Mais même un tel Sauveur aurait-il pu sauver quoi que ce soit s’il n’y avait plus rien de ce qui avait été créé ex-nihilo?

Non,mon « Pauvre Martin,pauvre misère »-Luther-l’âme n’est pas devenue toute noire après la pêché originel mais a gardé,grâce à la syndérèse, une invincible droiture,même dans les pires gauchissements-Saint Thomas d’Aquin,presque seul contre tous-car même Satan et les mauvais anges et ceux qu’ils ont séduits en mentant et en se faisant les singes de Dieu,ne peuvent s’empêcher de crier,certes de cris atroces, »Gloire à Dieu au plus haut des Cieux et paix sur la terre aux hommes de bonne volonté » du fond des enfers d’où l’on ne revient jamais car « un abyme les sépare pour toujours »,n’en déplaise à Georges Sand qui niait l’existence de l’enfer-« Elle y a intérêt » disait l’un de ses poches-,au vieil Hugo,gâteux mais toujours erotomane,dans « La fin de Satan »,et à tous les crétins passés,présents et à venir,toutes »les belles âmes » à la Hegel.

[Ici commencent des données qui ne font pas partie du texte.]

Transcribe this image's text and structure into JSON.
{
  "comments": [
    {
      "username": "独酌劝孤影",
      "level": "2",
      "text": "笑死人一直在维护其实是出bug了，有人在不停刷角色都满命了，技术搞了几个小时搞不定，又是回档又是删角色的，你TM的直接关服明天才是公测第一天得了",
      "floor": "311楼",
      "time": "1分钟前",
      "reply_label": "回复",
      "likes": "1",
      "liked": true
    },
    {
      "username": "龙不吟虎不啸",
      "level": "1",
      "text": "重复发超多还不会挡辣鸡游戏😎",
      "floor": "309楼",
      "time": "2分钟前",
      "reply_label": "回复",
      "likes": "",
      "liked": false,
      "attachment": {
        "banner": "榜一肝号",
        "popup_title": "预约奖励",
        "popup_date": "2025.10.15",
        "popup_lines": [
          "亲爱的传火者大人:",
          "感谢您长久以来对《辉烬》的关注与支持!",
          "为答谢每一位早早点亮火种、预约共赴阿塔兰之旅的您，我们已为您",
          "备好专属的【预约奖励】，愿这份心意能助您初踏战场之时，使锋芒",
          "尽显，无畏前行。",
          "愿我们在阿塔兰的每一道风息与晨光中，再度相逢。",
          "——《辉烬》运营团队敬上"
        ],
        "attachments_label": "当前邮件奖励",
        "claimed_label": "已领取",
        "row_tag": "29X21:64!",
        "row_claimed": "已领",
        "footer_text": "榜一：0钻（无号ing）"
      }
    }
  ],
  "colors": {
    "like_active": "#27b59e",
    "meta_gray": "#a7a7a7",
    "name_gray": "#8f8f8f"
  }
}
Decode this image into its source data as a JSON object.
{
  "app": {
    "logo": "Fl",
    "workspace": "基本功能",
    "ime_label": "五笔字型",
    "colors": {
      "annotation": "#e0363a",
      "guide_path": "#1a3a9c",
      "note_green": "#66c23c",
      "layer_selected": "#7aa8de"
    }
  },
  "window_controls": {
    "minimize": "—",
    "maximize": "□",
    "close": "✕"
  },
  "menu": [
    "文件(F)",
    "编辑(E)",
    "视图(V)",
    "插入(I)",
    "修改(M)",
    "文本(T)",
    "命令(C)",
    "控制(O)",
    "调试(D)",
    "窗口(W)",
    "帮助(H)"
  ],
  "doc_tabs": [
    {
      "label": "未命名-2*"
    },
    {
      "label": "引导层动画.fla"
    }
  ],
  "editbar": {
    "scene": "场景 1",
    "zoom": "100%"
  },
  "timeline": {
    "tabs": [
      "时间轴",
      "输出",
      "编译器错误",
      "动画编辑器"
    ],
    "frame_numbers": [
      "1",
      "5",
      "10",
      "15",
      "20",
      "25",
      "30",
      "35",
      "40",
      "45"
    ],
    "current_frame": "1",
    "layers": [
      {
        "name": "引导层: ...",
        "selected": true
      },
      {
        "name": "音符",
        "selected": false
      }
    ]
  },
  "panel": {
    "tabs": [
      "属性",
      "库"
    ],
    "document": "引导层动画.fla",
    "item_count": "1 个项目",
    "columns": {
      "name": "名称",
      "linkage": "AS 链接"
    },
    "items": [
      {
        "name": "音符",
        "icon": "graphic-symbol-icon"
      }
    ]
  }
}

Alors,non, »Non peccate fortiter » puisque  » Là où le mal a abondé,la grâce a sur-abonde »-mais il ne faut pas abuser,comme dirait l’autre , garder sa bonne volonté et surtout, »se prendre la tête »,voire « se la casser » mais pas contre les murs car « Il n’y a pas de forteresses inattaquables,mais des forteresses mal attaquées »-Stendhal (Beyle de son vrai nom ce qui est moins capable d’exalter l’egotisme)-et ces murs qui semblaient si infranchissables s’effondrent su eux-mêmes,un jour au l’autre, au  son de la trompette triomphale de l ‘être car ils ne sont qu’un décor en papiers mâchés autour d’une scène vide.